Monday, August 1, 2016

I Didn't Raise Princesses

Hopefully this post won't turn into a rant.  I'm hoping it will be more informative than that.  But I have to confess, this topic--girls being princesses--has been on my mind off and on for quite a while (years, actually), and something I read in passing today has set me off.

So. . .

I don't want to be a queen.  I don't want to be a princess.  I didn't raise my daughters to be princesses, and I sure hope my granddaughters won't be taught to be princesses.

What's so bad about princesses?  Well, from the way I've observed it, there is a trend among modern females, to want to be princesses (or queens).  In other words, they want to be treated like royalty, spared from drudgery (say, housework and any other task they'd rather not do), and pretty much spend their time sitting on their pretty butts when they aren't otherwise engaged in primping, shopping, or socializing.

Princesses (and queens) think the world should revolve around them, and that they should be served (taken care of) by the people in their lives.

No, I don't want to be a princess.  That is so opposite of what I've always wanted to be.  I have striven  to be independent.

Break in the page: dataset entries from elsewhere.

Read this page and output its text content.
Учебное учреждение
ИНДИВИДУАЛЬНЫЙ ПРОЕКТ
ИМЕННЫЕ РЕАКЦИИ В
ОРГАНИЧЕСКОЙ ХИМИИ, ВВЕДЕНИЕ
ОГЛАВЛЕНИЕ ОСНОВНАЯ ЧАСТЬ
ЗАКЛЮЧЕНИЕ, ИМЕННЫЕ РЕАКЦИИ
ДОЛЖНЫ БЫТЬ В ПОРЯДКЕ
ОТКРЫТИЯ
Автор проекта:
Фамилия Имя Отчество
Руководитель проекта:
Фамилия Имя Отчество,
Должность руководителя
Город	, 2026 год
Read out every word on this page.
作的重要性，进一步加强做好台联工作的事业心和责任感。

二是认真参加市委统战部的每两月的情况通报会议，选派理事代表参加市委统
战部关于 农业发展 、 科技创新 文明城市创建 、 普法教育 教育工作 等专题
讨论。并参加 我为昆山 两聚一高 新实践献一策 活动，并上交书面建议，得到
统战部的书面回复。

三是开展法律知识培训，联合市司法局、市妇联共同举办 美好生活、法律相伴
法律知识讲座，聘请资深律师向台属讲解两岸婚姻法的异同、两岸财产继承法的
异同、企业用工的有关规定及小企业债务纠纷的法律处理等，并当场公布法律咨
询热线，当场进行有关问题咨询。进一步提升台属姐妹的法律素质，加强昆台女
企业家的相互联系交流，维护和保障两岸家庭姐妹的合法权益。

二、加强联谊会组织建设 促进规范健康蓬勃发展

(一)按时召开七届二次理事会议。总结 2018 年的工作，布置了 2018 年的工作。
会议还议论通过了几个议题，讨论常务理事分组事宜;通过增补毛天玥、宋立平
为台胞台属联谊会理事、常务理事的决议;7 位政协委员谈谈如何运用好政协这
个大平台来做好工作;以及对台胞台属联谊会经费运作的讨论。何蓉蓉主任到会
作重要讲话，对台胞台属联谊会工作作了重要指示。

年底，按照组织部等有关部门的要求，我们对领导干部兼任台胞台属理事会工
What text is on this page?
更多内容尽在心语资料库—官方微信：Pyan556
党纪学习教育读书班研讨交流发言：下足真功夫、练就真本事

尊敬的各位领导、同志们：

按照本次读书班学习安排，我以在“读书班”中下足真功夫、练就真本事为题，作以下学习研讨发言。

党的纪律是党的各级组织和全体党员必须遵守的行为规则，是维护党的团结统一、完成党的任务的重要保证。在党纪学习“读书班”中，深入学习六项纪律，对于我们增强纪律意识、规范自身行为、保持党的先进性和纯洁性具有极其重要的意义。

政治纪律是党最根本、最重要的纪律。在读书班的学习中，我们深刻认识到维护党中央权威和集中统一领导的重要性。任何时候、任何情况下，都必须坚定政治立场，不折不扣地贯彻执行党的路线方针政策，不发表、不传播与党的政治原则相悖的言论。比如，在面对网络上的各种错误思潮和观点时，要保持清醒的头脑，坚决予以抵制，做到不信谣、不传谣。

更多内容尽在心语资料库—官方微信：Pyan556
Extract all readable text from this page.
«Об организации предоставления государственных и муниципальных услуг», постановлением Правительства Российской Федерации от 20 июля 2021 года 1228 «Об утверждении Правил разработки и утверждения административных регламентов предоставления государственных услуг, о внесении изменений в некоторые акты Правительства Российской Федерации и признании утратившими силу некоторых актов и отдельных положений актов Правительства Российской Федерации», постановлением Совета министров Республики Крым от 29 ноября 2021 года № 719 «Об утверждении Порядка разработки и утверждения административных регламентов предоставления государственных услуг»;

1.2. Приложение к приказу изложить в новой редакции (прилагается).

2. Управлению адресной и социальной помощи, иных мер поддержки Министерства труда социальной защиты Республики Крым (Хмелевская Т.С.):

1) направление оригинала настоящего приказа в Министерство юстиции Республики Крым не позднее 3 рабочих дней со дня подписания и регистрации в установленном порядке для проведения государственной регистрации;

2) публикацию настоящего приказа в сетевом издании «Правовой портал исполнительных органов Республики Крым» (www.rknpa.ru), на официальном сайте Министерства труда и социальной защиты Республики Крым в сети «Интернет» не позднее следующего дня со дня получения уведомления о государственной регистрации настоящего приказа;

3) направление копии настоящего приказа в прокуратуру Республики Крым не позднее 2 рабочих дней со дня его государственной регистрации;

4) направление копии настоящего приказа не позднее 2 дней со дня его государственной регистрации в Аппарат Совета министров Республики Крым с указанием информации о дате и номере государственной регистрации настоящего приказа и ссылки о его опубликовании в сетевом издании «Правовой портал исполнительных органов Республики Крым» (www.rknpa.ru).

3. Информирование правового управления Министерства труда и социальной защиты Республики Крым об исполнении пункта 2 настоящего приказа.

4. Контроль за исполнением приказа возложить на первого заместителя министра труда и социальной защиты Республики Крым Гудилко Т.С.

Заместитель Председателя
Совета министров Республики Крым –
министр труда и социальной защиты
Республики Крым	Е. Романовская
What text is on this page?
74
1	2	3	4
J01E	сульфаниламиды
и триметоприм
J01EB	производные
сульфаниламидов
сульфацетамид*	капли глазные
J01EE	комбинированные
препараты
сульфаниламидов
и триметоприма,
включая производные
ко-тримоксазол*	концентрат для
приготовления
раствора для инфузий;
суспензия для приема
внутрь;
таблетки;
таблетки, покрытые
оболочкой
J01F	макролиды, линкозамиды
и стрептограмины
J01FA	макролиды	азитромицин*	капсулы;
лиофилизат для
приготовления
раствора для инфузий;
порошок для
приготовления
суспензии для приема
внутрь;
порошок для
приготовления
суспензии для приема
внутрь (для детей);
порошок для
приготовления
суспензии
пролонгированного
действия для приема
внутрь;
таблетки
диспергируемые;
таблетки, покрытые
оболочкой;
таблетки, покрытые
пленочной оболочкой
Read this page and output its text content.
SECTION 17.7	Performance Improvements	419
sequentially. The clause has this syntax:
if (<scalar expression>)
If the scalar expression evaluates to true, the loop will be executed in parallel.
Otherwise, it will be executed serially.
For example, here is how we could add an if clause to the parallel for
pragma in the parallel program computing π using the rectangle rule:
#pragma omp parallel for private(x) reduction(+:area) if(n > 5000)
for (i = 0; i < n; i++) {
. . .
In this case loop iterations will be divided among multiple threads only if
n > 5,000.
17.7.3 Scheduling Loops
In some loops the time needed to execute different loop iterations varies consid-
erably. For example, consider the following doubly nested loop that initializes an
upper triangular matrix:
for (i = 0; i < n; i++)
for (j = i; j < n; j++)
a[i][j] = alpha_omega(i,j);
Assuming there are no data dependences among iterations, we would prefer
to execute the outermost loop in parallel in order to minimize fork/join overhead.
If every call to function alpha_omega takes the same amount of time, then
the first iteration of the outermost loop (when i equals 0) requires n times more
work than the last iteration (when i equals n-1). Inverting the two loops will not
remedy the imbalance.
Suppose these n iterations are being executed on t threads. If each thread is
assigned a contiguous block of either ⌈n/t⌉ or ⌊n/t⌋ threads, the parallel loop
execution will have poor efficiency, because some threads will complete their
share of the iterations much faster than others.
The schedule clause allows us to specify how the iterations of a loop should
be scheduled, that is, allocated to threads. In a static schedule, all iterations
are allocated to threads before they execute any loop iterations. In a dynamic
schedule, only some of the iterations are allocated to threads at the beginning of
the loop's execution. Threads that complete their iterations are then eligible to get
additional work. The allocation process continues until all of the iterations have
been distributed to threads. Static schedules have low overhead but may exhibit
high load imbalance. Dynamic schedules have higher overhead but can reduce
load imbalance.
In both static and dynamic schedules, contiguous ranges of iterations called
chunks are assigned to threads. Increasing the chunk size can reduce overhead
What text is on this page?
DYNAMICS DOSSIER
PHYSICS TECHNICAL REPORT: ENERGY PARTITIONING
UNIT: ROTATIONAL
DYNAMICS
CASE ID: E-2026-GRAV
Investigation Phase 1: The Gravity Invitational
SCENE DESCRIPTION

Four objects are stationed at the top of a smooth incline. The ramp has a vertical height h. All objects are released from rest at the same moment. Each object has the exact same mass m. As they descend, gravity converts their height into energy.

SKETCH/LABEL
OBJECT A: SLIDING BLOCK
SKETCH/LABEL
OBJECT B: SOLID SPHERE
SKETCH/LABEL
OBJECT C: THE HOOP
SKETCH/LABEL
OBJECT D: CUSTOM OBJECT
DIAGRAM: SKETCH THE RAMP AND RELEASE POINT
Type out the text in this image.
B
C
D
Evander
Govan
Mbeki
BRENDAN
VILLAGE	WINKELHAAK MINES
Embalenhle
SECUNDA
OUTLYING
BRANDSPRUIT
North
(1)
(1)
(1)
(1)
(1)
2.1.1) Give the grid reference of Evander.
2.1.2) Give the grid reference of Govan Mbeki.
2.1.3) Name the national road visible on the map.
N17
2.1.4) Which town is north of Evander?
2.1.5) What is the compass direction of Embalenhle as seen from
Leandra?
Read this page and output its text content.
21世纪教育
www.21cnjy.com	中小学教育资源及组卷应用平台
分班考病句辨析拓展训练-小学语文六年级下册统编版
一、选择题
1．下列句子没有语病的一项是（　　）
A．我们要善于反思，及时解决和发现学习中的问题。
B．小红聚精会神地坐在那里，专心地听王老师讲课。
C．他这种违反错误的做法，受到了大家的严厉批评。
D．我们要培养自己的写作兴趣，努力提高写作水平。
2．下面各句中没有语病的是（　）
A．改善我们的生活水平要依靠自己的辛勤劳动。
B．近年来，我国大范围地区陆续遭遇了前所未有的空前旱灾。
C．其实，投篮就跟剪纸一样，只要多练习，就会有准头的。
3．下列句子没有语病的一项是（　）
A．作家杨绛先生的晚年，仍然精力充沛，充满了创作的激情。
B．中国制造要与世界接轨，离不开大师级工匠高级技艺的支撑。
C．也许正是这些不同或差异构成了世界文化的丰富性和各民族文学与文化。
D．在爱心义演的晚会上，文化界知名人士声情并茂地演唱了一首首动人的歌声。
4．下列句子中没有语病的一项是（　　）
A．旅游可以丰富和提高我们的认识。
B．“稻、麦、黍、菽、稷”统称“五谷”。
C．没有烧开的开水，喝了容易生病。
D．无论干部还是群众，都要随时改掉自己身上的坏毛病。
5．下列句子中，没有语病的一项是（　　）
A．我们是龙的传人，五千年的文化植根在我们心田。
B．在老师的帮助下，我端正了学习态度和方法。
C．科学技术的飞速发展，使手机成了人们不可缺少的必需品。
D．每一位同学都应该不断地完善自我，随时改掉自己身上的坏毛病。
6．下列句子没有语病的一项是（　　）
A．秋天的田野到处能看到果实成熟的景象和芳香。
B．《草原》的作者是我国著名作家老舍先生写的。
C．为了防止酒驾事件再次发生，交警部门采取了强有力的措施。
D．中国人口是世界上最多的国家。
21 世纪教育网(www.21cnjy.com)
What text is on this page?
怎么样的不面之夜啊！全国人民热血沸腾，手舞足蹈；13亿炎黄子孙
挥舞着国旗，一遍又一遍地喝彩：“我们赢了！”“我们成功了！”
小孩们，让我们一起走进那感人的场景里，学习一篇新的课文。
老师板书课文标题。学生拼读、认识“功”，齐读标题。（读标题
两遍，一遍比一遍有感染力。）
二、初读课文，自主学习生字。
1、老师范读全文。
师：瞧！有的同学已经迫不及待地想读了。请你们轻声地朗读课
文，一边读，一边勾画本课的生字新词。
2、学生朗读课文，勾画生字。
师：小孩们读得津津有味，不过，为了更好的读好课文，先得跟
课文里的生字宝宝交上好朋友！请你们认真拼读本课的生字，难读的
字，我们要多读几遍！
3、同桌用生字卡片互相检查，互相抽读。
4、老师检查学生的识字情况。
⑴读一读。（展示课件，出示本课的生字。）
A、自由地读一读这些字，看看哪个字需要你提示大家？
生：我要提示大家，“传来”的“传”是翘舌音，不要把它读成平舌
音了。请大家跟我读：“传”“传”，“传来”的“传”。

Self-sufficient.  Humble. Charitable (as in, giving of myself, not as in tossing money [someone else earned] at things rather than spending my own elbow grease and sweat).  Knowledgeable.  Capable.

That's a biggie: Capable.  Capable means I can handle whatever comes my way.  Either through physical effort, mental effort, or in knowing who to call on to assist if something is just out of my realm of abilities.  I don't expect my life to be without struggle and challenge.  It's those things that teach us, that strengthen us, that make us wise and, yes, capable.

That doesn't mean that I have to be coarse, or without tact.  Quite the opposite.  A beautiful woman is not one who has physical attributes that are pleasing to look upon. A beautiful woman has grace, has poise, has deportment.  Who speaks the truth, but does so in a way that does not wound.  A beautiful woman knows that the world does not revolve around her, but yet realizes everything she says and does affects the world (via the people she interacts with).  And so she weighs her words and actions to be beneficial to others was much as possible.

I raised tomboys, not princesses.  But those tomboys have grown to be beautiful women.  Kind, knowledgeable, humble, charitable, independent, self-sufficient, capable women.

In my opinion, American society today needs more females who are raised tomboys, not who are raised to be princesses.  A tomboy is an equal.  A princess has no intention to be equal, she wants to be above.